Mark Marvin’s company buys Robins Theatre building

The Robins Theatre on East Market Street in downtown Warren has been purchased by Warren native Mark Marvin’s Downtown Development Group LLC, which plans to turn the historic building into an entertainment venue managed by Sunrise Entertainment. Tribune Chronicle / R. Michael Semple

WARREN — Mark Marvin’s Downtown Development Group LLC purchased the Robins Theatre building and plans to turn the decades-dormant venue into a downtown entertainment hub that will be managed by Sunrise Entertainment.

“We feel it’s going to be a linchpin to the revitalization of downtown and bring it back to its previous glory,” Marvin said Tuesday. “We purchased it because it fits in with the rest of the projects we’ve done to get foot traffic and people downtown.”

According to the Trumbull County Auditor’s website, DDG purchased the building at 160 E. Market St. for $375,000 from Heritage Galleria Ltd. Marvin, whose downtown properties include the Mahoning and Atrium buildings, as well as the site of Nova Coffee Co., estimated the cost between $5 million and $7 million to reopen the 1,500-seat theater. The main expenses will be updating the heating, ventilation and air conditioning as well as electrical work.

“The space itself is not in as bad of condition as people would believe,” Marvin said. “The beauty of the place is still evident … There are some sound issues and lighting issues that the modern day presents to us that we have to fit into a theater built in 1923, but none of it is insurmountable.”

Sunrise Entertainment, which presents the River Rock at the Amp series at the Warren Community Amphitheatre and has promoted concerts and theatrical events at Packard Music Hall in Warren and Powers and Stambaugh auditoriums in Youngstown, will operate the venue once restoration is complete.

Marvin said he has worked with Sunrise co-founder Ken Haidaris on other projects and his knowledge of the entertainment side made him willing to proceed.

“If I couldn’t book that side of it and have someone I felt comfortable doing it with, I would have walked away from the project,” Marvin said. “The idea is not only to restore this crown jewel but also to use this crown jewel.

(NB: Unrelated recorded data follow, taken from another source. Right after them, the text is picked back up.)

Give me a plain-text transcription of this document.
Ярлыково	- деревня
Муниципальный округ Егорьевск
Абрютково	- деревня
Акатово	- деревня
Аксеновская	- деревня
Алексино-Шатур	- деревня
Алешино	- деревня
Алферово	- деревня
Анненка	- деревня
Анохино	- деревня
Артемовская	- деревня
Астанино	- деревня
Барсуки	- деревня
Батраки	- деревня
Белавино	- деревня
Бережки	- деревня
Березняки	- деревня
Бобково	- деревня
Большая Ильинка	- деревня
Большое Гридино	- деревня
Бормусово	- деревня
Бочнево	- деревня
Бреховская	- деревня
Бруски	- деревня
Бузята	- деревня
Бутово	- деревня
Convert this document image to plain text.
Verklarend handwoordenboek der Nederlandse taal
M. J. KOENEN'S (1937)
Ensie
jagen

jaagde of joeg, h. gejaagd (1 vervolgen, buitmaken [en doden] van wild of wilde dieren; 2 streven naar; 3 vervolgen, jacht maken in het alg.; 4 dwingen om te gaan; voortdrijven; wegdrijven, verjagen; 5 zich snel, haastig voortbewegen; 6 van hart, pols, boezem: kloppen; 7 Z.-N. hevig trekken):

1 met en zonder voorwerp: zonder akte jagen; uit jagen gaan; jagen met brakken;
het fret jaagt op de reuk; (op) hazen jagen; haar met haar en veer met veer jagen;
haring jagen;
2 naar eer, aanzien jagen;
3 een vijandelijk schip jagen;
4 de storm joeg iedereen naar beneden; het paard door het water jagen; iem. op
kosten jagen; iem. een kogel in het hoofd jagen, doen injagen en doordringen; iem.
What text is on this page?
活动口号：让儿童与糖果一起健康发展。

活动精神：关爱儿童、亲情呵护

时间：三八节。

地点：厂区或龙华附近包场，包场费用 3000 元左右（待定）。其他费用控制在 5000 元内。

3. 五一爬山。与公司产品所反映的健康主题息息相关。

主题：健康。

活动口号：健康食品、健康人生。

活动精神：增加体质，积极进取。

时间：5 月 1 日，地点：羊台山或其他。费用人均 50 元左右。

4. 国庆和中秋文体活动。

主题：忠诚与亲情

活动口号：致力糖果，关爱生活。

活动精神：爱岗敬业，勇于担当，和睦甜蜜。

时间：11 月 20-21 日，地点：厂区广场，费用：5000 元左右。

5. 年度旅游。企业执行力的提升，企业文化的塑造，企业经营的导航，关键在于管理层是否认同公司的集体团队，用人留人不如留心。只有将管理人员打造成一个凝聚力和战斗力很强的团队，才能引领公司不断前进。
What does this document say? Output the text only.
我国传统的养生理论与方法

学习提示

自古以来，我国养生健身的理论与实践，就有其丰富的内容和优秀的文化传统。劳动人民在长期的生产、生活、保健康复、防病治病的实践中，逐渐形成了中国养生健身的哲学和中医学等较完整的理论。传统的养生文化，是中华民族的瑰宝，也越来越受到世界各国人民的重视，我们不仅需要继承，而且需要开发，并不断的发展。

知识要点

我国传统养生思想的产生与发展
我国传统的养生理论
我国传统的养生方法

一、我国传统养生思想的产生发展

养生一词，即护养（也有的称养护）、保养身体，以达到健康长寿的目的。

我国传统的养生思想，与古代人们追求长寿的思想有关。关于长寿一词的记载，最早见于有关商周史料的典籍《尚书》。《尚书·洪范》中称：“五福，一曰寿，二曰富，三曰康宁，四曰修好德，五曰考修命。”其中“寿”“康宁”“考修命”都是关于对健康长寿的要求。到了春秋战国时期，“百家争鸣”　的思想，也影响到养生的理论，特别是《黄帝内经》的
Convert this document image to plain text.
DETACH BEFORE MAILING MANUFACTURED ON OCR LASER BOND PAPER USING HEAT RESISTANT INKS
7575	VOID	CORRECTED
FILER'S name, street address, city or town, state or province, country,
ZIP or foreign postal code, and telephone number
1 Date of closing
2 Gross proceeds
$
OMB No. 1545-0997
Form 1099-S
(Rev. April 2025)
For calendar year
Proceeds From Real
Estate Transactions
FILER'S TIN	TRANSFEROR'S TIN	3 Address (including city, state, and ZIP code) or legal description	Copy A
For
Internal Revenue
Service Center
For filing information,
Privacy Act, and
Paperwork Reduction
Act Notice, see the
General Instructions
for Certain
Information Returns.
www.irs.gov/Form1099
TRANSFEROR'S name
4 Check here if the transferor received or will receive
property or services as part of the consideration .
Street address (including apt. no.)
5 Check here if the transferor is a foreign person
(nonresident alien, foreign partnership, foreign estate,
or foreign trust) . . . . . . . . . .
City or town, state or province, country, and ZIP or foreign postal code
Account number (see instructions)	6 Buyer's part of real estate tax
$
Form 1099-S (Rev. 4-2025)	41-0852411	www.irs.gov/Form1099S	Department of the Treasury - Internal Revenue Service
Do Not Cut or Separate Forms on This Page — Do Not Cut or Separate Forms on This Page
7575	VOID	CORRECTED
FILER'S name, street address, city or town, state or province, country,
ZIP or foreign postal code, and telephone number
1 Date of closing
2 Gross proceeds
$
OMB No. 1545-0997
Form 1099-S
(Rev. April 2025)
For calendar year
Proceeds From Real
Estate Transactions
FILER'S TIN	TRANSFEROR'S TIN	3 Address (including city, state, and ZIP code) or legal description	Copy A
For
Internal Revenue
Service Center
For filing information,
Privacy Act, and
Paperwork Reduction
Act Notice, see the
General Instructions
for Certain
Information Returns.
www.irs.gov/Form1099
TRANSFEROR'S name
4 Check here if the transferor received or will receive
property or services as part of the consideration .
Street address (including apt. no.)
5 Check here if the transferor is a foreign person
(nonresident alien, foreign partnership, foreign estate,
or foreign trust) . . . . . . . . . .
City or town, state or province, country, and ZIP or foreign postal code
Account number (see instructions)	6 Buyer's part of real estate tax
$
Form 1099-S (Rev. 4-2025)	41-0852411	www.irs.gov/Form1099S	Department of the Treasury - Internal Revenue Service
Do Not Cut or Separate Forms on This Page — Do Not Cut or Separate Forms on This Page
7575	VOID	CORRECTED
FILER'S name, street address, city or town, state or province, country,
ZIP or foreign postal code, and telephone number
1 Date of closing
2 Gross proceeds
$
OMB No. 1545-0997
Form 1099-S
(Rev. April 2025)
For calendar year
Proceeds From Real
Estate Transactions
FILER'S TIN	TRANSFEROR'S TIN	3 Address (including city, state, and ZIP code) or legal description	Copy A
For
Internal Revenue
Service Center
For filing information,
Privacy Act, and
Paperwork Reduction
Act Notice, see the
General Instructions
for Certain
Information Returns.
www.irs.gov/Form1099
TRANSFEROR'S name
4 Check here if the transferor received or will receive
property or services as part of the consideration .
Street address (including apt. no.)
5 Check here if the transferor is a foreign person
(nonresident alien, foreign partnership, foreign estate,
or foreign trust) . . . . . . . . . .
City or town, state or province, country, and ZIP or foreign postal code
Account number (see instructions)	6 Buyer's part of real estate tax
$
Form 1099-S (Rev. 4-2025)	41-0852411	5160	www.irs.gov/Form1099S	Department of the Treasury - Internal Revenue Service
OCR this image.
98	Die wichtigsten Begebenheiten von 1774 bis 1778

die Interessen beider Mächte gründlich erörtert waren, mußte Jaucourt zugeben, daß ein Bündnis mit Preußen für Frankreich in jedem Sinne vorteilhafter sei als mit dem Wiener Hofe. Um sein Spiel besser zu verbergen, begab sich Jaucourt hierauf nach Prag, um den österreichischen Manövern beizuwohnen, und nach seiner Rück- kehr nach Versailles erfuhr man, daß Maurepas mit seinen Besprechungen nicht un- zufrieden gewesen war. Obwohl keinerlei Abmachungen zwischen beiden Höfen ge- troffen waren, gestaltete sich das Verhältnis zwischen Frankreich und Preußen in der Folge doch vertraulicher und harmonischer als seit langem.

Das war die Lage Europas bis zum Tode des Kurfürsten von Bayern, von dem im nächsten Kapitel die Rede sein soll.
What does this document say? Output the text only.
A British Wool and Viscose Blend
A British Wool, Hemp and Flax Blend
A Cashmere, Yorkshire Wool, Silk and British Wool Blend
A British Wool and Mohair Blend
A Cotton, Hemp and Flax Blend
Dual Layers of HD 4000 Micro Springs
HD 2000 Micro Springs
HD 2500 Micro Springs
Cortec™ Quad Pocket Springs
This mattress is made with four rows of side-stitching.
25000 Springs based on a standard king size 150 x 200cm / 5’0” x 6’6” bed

If you restore it and don’t use it, it’s essentially money lost … We’ve proven on both sides what he does best and what I do best that we have the ability to come in and make this project work, and that’s what’s different from other people who’ve come in and tried to do something.”

Haidaris added, “The goal is to drive traffic to Warren, to get people walking the streets again in downtown Warren, have a drink, have a bite to eat, use the parking deck. Downtown is beautiful, but it doesn’t have the energy it needs. This will do that. It’s the tipping point.”

In recent years, the Robins Project has organized volunteer cleanup efforts at the theater and partnered with The New School in New York City to develop potential uses for the space.

Robins Project organizer Melissa Holmes said, “We all hoped and prayed that one day a private developer would come along and infuse this project with the capital it needs to be restored. Mark Marvin has a vision of a revitalized downtown Warren and has put his money where his mouth is. It is an exciting moment to know that the dream of restoring the Robins will finally become a reality.”

The smaller theater fills a niche for shows that aren’t big enough to play Packard, Powers and Stambaugh, which each hold more than 2,000 people, Haidaris said. He and Marvin envision the space being used for concerts and comedy shows as well as movies. They also want it to be used by schools that might not have adequate theater spaces and for other community events.

The building also includes office and retail spaces that currently are occupied. Marvin said there are no changes planned for those tenants in 2018.

The theater will operate as a private-public partnership, Marvin said, and more details about that partnership and the renovation process will be revealed at a press conference scheduled for Feb. 6.

Maintenance and cleanup work will start next week. Marvin said some factors are beyond their control, but he estimated the renovation project will take between 18 and 24 months to complete.

“Hopefully, we’ll be having an opening event two years from now,” Marvin said.